‘The Fabelmans’ Review

For whatever reason, it has been extremely common for directors to make autobiographical films about their childhoods lately. Kenneth Branagh’s done it, Paul Thomas Anderson’s done it, James Gray’s done it, and now Steven Speilberg’s done it. While “The Fabelmans” is certainly a great movie, it’s a far more ordinary take on the coming-of-age genre than I was expecting.

The most prevalent criticism I have seen “The Fabelmans” receive is that, if it wasn’t Steven Spielberg directing this, why should we care? Before seeing the film I saw that as overly harsh, but now that I’ve seen it I oddly understand why people are saying that. Don’t get me wrong, I don’t agree with it because of how much of the film I can relate to. The story itself is slightly disjointed jumping between the personal life of Sammy Fabelman and his love of film, but I felt the scenes with his family were slightly distasteful.

I’m not sure what the intention was for Michelle Williams’ portrayal of Mitzi Fabelman, but I ended up not liking this character. It will have to take a rewatch to decide whether it’s Williams’ performance or just how the character was written, but the subplot focused on her character was easily my least favorite part of the film. Partially due to her scenes with Seth Rogen, and those who have seen this movie will know exactly what I’m talking about. The mania Williams displays was difficult to buy.

I felt similarly with Paul Dano, but he doesn’t have as much screen time or development as Williams and isn’t able to display as much range as he did in “The Batman” earlier this year. It’s a fairly standard father role. I can’t think of one bad Dano performance off the top of my head, but this is far from his best.

Regardless of the character of Sammy Fabelman being a mirror image of young Steven Spielberg, this was a character I was able to largely relate to. I think that’s particularly why I feel obligated to like this movie. I was on-set with Gabriel LaBelle shooting a movie, and only being present for a few scenes I never would’ve imagined this kid could give such a great performance. If there’s one person in this movie we should be rallying behind for an Oscar, it shouldn’t be Michelle Williams, Paul Dano, or Judd Hirsch; it should be Gabriel LaBelle.

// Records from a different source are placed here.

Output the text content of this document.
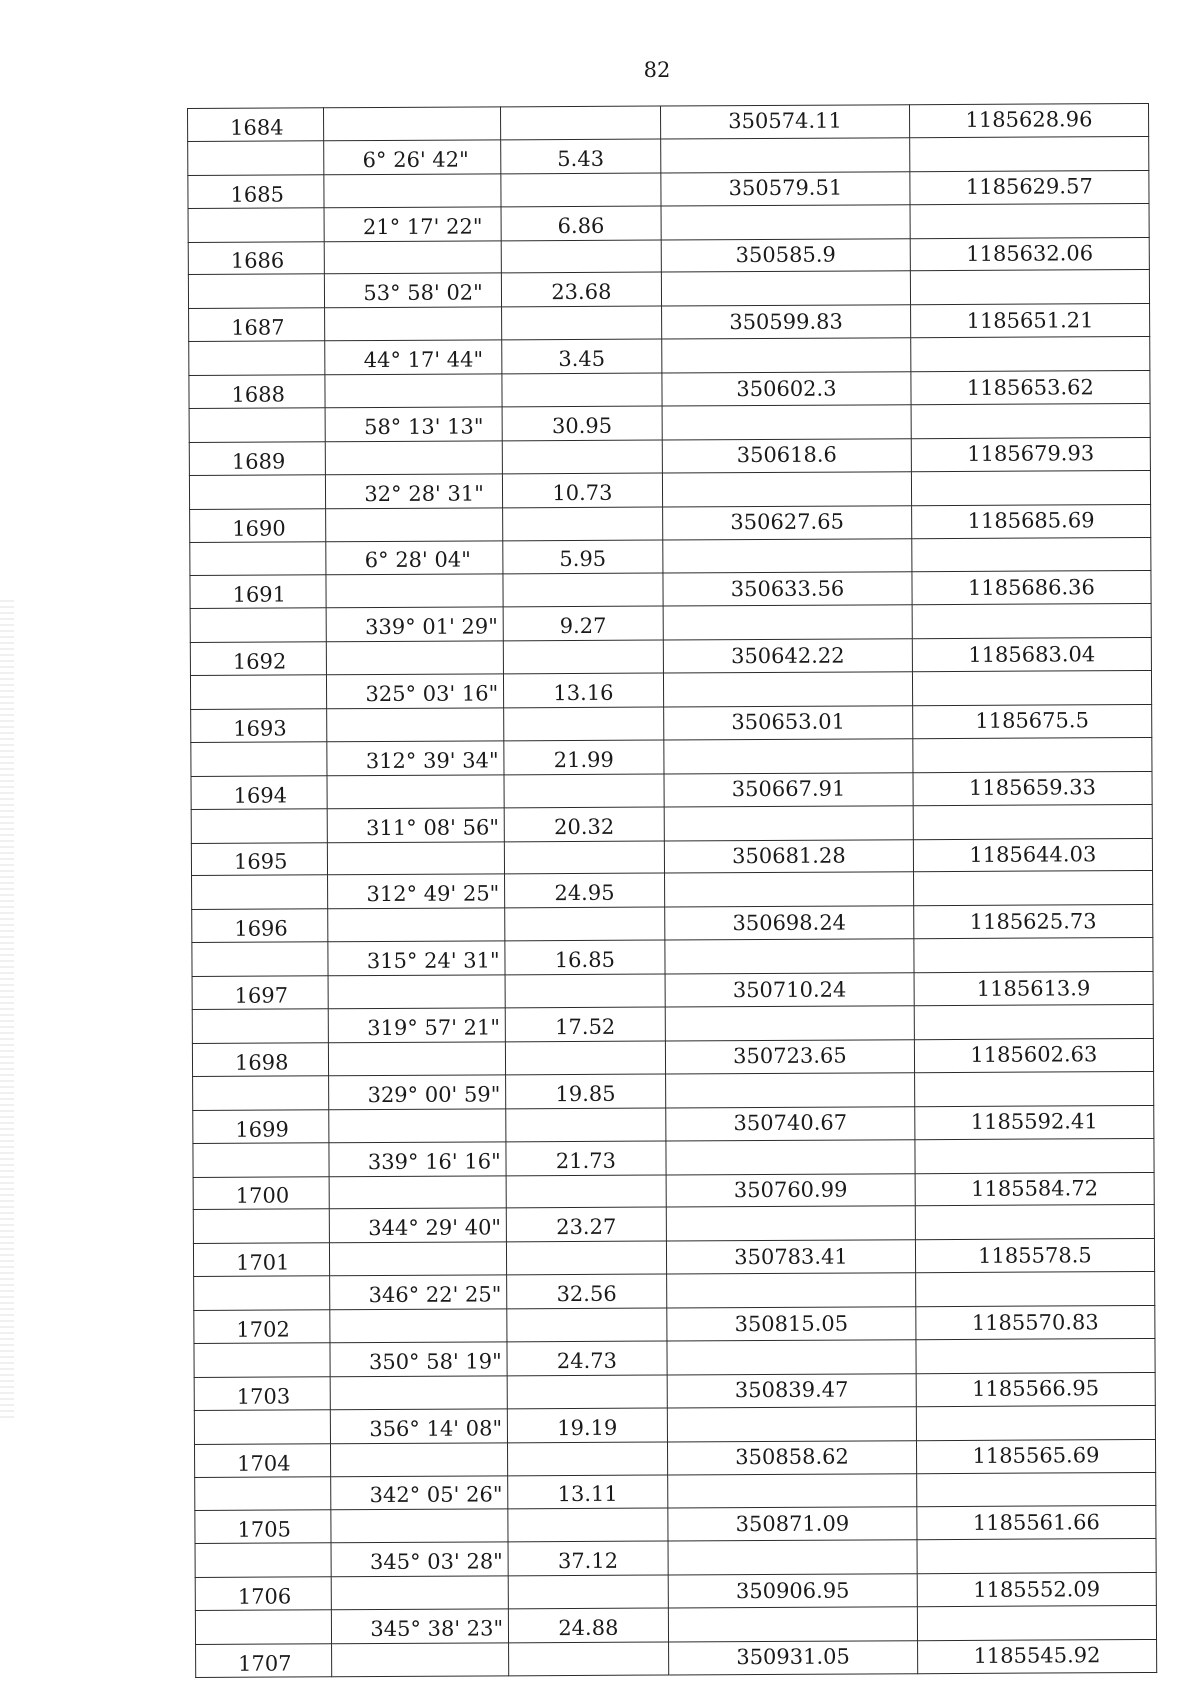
82
1684			350574.11	1185628.96
	6° 26' 42"	5.43		
1685			350579.51	1185629.57
	21° 17' 22"	6.86		
1686			350585.9	1185632.06
	53° 58' 02"	23.68		
1687			350599.83	1185651.21
	44° 17' 44"	3.45		
1688			350602.3	1185653.62
	58° 13' 13"	30.95		
1689			350618.6	1185679.93
	32° 28' 31"	10.73		
1690			350627.65	1185685.69
	6° 28' 04"	5.95		
1691			350633.56	1185686.36
	339° 01' 29"	9.27		
1692			350642.22	1185683.04
	325° 03' 16"	13.16		
1693			350653.01	1185675.5
	312° 39' 34"	21.99		
1694			350667.91	1185659.33
	311° 08' 56"	20.32		
1695			350681.28	1185644.03
	312° 49' 25"	24.95		
1696			350698.24	1185625.73
	315° 24' 31"	16.85		
1697			350710.24	1185613.9
	319° 57' 21"	17.52		
1698			350723.65	1185602.63
	329° 00' 59"	19.85		
1699			350740.67	1185592.41
	339° 16' 16"	21.73		
1700			350760.99	1185584.72
	344° 29' 40"	23.27		
1701			350783.41	1185578.5
	346° 22' 25"	32.56		
1702			350815.05	1185570.83
	350° 58' 19"	24.73		
1703			350839.47	1185566.95
	356° 14' 08"	19.19		
1704			350858.62	1185565.69
	342° 05' 26"	13.11		
1705			350871.09	1185561.66
	345° 03' 28"	37.12		
1706			350906.95	1185552.09
	345° 38' 23"	24.88		
1707			350931.05	1185545.92
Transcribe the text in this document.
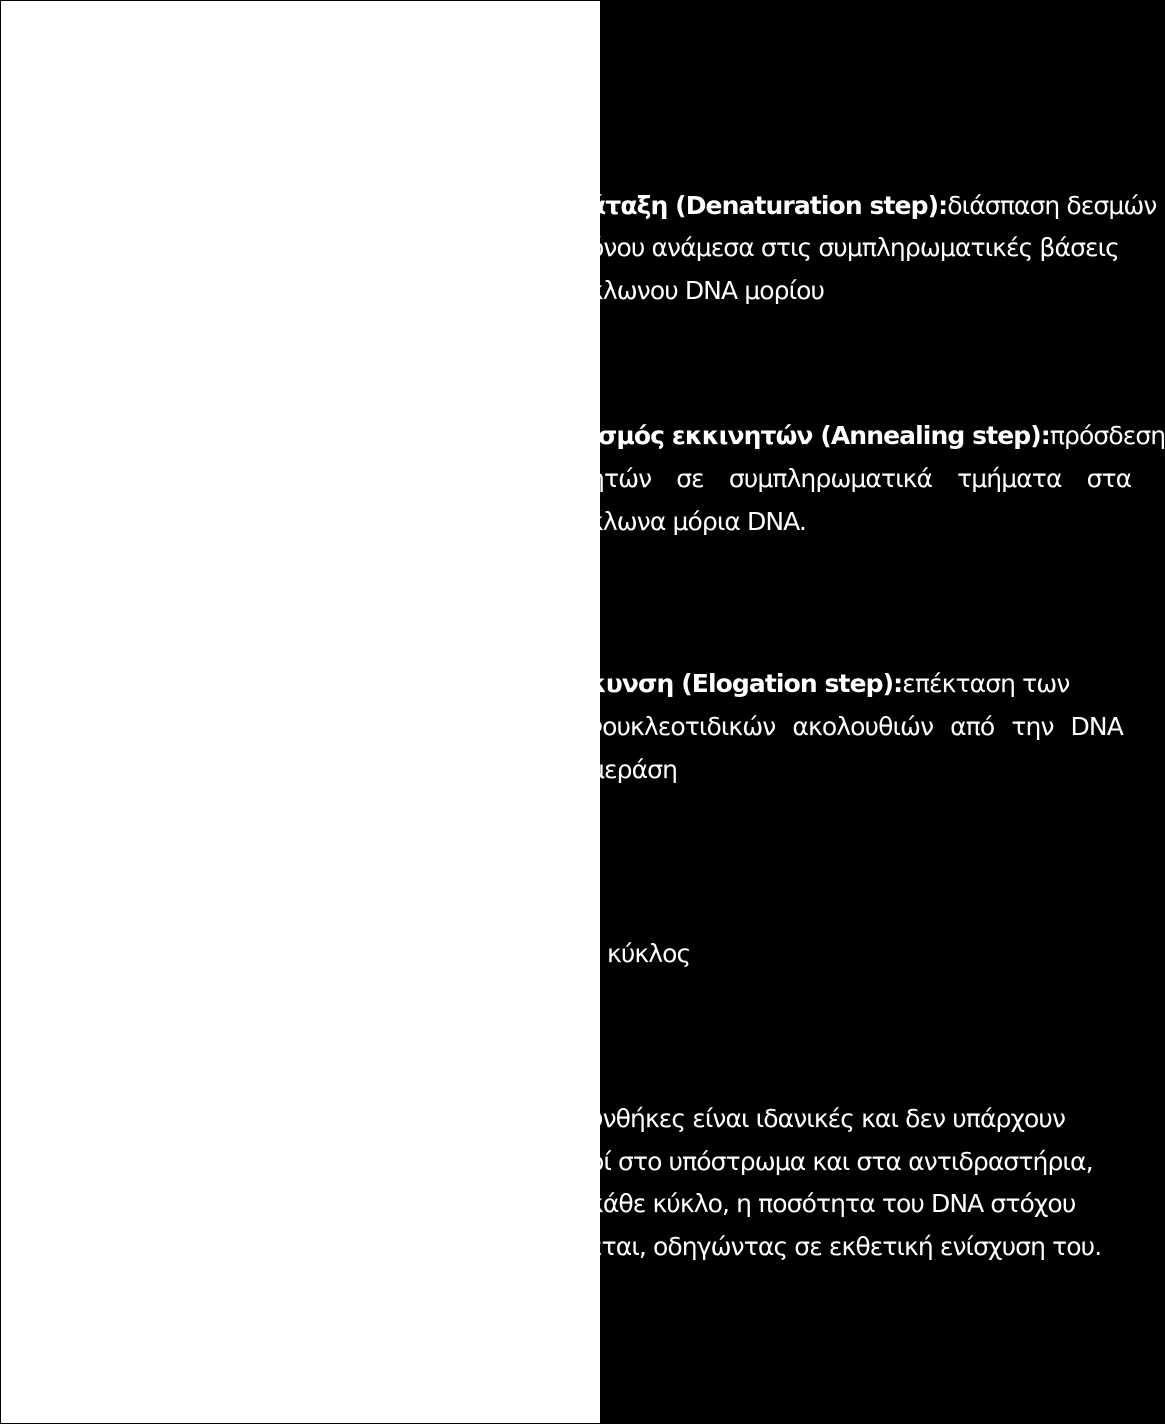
άταξη (Denaturation step): διάσπαση δεσμών
όνου ανάμεσα στις συμπληρωματικές βάσεις
κλωνου DNA μορίου
ισμός εκκινητών (Annealing step): πρόσδεση
ητών σε συμπληρωματικά τμήματα στα
κλωνα μόρια DNA.
κυνση (Elogation step): επέκταση των
νουκλεοτιδικών ακολουθιών από την DNA
μεράση
κύκλος
υνθήκες είναι ιδανικές και δεν υπάρχουν
οί στο υπόστρωμα και στα αντιδραστήρια,
κάθε κύκλο, η ποσότητα του DNA στόχου
εται, οδηγώντας σε εκθετική ενίσχυση του.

There’s a scene where Mitzi says the Fabelmans are a family divided into the scientists and the artists, and that Sammy follows after her as an artist. I think that this meant a lot more in regards to the mother and son relationship because Sammy’s empathetic dynamic with his mother shows how selfish they each are. It’s all about how are selfish desires get the better of us, yet all we can do to keep moving on is embrace them.

Would I consider this an Oscar bait movie? Yes, I would, but that term doesn’t always need to be used negatively. Hollywood loves movies about Hollywood, and so do I. Steven Spielberg is close to having his third best director Oscar in the bag, and I think the Academy is going to award him with one more at some point. Why not now? Tony Kushner has been snubbed a few times when collaborating with Spielberg, and now that Spielberg also has a writing credit I believe it’s very likely this could win screenplay and with that package possibly take home Best Picture. All in all, this year it’s down to “The Fabelmans” and “Everything Everywhere All at Once.”

There’s nothing better than a one-scene wonder in a movie, and “The Fabelmans” has two performances from cinema icons. Judd Hirsch shows up for roughly ten minutes as Sammy’s uncle and steals the movie. While I wasn’t a fan of the first act in its entirety, this was the scene where the movie picked up the pace and started getting great.

“The Fabelmans” was a movie that needed to end on the highest note imaginable; it is the origin story of a worldwide icon. The final scene features David Lynch playing director John Ford during the time Spielberg met him in a studio backlot. Lynch only has a few lines, but they went a long way. It mainly has to do with cinematic framing and all I could think of was how much more the final shot of “Indiana Jones and the Last Crusade” means now. The conclusion to “The Fabelmans” is an ending I will be thinking about for a long time.